We continued to Tava’s Jungleland, nestled in the back right corner of Six Flags Discovery Kingdom. The area is home to many family rides including a Zamperla Safari Jeep car ride and an elevating Zamperla Samba Balloon. The Safari Jeep tour was a lackluster car ride, and we were amazed to learn that on-ride filming is not even allowed here, one of the mildest rides at the park. However, it was allowable on some larger rides in Tava’s Jungleland.

Up next was Nariobi’s Look Out Balloons, which was a surprisingly intense ride. As you ascend and remain about forty feet in the air, riders are able to freely spin your ride vehicle, and with two on-ride, we were able to spin our car very fast. Nariobi’s Look Out Balloons was by far the most intense ride at the park in my opinion.

A short lunch succeeded and we continued to Oasis Plaza to ride Dare Devil Chaos Coaster, Medusa, and Kong. Dare Devil Chaos came first, and with a one cycle wait we were on the ride in no time. Although everyone criticizes Larson Giant Loops for not being coasters, nobody takes into consideration that they are still amazing rides, though not roller coasters.

Dare Devil Chaos Coaster

Medusa, the park’s only Bolliger & Mabillard (B&M) roller coaster, was next. The wait was about ten minutes and the ride was very smooth and intense. It is for good reason this ride the most popular in the park.


We then headed back to Roar Plaza to wish our final goodbyes and ride Roar until its queue closing at 6:00 that evening. Before our final ride, we had rode Roar twice more and V2: Vertical Velocity twice as well, a third time of which was abruptly ended due to technical difficulties.

While getting off-ride footage of Roar, we spotted something quite interesting involving Roar’s future plans. Next to Roar in an area blocked off to the public, there is a crane that looks exactly like the crane located at at Six Flags Magic Mountain for Twisted Colossus earlier this year, meaning that this must be a Rocky Mountain Construction (RMC) crane. There is a tarp covering Rocky Mountain Construction’s website URL and phone number, but the first and last digit of the phone number on the crane correspond with the company’s official phone number.

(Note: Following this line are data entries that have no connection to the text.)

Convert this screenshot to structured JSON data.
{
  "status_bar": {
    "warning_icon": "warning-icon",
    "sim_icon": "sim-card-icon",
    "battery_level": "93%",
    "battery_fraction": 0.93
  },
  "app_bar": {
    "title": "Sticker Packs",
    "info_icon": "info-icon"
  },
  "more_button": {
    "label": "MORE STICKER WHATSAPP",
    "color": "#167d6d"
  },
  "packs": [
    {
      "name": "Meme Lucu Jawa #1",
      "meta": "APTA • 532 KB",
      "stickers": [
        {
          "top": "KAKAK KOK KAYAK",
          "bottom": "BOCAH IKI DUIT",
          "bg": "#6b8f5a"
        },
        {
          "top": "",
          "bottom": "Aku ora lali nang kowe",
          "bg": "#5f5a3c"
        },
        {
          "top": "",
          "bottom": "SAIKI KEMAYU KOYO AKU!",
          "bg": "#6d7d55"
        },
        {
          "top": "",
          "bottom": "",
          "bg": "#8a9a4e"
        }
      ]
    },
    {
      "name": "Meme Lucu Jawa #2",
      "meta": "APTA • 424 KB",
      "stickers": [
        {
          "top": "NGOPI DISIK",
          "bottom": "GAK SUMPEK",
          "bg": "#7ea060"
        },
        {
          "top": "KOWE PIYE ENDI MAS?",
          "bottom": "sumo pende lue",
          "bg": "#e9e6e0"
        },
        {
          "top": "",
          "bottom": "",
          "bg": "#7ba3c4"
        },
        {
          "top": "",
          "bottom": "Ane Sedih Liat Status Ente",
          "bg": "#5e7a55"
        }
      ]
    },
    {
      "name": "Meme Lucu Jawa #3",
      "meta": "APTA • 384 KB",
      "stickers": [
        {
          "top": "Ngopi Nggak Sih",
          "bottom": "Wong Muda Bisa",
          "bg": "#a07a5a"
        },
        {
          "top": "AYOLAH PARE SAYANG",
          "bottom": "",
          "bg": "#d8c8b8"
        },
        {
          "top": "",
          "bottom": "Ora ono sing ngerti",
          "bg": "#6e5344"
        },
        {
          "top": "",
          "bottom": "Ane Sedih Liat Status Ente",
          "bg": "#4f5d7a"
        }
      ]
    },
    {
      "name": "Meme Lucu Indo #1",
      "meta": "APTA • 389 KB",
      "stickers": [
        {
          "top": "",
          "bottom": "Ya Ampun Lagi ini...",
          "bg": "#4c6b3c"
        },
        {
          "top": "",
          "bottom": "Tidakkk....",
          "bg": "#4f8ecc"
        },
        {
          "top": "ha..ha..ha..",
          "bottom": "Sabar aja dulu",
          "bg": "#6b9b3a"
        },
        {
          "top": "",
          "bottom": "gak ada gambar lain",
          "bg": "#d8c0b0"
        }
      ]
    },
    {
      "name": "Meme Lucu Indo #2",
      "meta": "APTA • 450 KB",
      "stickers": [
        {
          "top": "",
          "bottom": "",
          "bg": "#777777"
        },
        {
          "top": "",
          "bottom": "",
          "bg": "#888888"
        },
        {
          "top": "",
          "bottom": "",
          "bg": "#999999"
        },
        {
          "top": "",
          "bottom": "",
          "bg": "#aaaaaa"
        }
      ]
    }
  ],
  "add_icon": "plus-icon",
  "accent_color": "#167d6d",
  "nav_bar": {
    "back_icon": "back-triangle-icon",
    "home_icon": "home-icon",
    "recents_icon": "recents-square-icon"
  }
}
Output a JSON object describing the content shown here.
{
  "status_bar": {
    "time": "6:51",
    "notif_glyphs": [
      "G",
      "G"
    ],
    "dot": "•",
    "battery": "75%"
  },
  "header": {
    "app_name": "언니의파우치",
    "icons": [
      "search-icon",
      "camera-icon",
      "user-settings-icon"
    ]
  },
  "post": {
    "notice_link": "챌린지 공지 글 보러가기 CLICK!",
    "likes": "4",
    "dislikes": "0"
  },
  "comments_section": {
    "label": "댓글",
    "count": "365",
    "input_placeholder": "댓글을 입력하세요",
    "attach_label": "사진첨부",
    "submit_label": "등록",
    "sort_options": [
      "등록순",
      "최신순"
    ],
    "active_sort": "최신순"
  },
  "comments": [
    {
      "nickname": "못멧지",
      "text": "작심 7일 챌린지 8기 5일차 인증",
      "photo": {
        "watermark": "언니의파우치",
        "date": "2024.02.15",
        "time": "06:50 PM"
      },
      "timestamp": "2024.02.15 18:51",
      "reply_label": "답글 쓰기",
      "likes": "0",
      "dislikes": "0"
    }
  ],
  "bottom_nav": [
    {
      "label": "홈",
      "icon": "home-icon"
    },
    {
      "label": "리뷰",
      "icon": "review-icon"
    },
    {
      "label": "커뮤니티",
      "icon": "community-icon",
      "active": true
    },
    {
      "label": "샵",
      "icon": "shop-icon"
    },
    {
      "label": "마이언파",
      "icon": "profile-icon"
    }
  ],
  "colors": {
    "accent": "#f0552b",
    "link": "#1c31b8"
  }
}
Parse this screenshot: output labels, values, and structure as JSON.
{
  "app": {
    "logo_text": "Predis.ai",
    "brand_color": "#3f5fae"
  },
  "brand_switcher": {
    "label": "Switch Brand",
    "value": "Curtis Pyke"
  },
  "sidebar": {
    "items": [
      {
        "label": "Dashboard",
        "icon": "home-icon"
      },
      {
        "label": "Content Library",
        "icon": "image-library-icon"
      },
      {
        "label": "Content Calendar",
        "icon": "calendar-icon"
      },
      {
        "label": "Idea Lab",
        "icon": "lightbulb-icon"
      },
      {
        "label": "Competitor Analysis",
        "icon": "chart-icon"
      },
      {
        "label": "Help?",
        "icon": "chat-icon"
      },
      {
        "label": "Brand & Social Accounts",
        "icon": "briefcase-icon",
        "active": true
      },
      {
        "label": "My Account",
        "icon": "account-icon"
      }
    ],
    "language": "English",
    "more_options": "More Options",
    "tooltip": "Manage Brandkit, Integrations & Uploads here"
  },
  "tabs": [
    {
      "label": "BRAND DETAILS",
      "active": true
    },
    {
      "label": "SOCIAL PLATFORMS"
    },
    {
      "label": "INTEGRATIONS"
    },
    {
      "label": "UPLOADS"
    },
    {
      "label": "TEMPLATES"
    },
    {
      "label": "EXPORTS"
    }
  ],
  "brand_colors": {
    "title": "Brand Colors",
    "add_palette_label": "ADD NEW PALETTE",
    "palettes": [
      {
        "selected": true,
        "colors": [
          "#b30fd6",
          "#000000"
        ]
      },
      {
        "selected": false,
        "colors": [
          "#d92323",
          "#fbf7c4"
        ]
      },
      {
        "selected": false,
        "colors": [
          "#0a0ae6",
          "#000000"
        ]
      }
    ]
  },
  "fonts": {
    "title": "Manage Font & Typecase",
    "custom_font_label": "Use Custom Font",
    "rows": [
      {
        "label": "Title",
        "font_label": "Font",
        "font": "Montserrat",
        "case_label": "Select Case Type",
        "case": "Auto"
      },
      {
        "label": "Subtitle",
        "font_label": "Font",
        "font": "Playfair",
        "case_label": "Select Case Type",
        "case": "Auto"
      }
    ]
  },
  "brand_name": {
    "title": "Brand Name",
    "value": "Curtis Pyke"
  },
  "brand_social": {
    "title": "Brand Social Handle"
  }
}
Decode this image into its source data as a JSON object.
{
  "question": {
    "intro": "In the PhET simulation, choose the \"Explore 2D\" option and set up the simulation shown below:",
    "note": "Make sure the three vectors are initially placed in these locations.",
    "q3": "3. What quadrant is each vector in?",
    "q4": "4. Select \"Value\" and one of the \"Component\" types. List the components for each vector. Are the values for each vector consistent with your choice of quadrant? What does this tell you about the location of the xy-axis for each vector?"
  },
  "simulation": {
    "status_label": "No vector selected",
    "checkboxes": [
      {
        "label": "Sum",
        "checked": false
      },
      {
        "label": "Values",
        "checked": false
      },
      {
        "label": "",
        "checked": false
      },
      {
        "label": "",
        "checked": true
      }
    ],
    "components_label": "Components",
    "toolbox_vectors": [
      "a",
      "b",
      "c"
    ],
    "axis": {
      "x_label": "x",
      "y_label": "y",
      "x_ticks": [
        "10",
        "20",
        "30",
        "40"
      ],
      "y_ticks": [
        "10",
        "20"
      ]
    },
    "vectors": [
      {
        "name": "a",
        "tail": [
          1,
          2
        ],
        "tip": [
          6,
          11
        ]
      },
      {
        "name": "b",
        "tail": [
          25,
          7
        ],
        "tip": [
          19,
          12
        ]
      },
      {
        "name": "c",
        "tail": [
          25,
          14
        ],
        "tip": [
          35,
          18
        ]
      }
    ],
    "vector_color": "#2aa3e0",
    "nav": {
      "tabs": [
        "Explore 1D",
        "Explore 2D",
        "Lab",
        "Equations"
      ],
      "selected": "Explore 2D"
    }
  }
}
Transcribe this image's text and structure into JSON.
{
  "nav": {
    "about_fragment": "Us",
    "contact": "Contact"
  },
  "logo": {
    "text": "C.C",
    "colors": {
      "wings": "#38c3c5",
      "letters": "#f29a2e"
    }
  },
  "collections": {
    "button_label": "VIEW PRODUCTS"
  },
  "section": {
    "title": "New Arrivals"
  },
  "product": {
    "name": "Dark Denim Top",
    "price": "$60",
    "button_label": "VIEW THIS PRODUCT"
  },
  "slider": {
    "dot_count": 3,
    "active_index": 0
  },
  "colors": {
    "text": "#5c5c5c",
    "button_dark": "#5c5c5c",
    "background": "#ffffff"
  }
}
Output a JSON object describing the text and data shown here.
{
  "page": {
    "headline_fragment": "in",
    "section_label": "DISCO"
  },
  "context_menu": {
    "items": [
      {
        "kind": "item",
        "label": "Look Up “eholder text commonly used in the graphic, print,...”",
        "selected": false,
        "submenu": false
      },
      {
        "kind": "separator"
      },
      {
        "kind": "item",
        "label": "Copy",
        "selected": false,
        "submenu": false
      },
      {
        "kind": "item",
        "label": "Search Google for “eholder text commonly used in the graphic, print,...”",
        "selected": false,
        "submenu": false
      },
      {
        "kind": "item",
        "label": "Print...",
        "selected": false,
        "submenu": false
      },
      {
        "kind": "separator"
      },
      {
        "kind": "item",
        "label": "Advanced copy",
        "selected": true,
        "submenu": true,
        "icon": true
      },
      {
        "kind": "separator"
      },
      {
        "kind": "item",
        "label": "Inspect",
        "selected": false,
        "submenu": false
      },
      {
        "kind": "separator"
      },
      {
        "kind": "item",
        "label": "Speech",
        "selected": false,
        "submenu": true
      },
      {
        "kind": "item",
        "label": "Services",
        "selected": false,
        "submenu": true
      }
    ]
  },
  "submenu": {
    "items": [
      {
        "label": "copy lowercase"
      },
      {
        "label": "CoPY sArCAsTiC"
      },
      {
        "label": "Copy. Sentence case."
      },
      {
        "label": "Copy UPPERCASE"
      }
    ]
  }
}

This means that Roar will most likely be getting the Iron Horse treatment for 2016 alike five other successful hybrid coasters located at other Six Flags parks across the continent.

In order to ride Roar one last time before its closing at 7:00, the queue shut down at 6:00 and riders quickly entered for their last time. However, there was a small group of us that had decided to wait in front of the queue in order to be the last train of all time. After an attendant came to block off the ride’s queue, out group entered and the gates were closed behind us permanently at 6:07 on August 16, 2015. We then waited 25 min in Roar’s queue, being the last to ever pass through it.


Our group of 16 ascended to Roar’s last ever ride, and boarding the train we were quickly joined by other riders to fill the open spots on Roar’s final train. It was truly an amazing experience to be on the last ever ride on Roar at Six Flags Discovery Kingdom. However, after arriving back at the station, we were propelled to a second lap around the course to finalize the night! The 24 of us had had a truly wild ride ride, and due to one more group of four riders riding for their last time after our second run, we were sent a third time along the ride’s course to truly be the last riders! Six Flags has done a very nice job with Roar’s closing, and although it is not the same as Shockwave’s recent closing at Kings Dominion in terms of audience and public enthusiasm, Roar’s last day gave the ride a true sense of closure. They even changed the ride’s slogan for it’s closure. It formerly said “You’ll never hear the end of it” but was now changed to simply “the end of it”.


The night was closed with two consecutive rides on V2: Vertical Velocity and one on Medusa.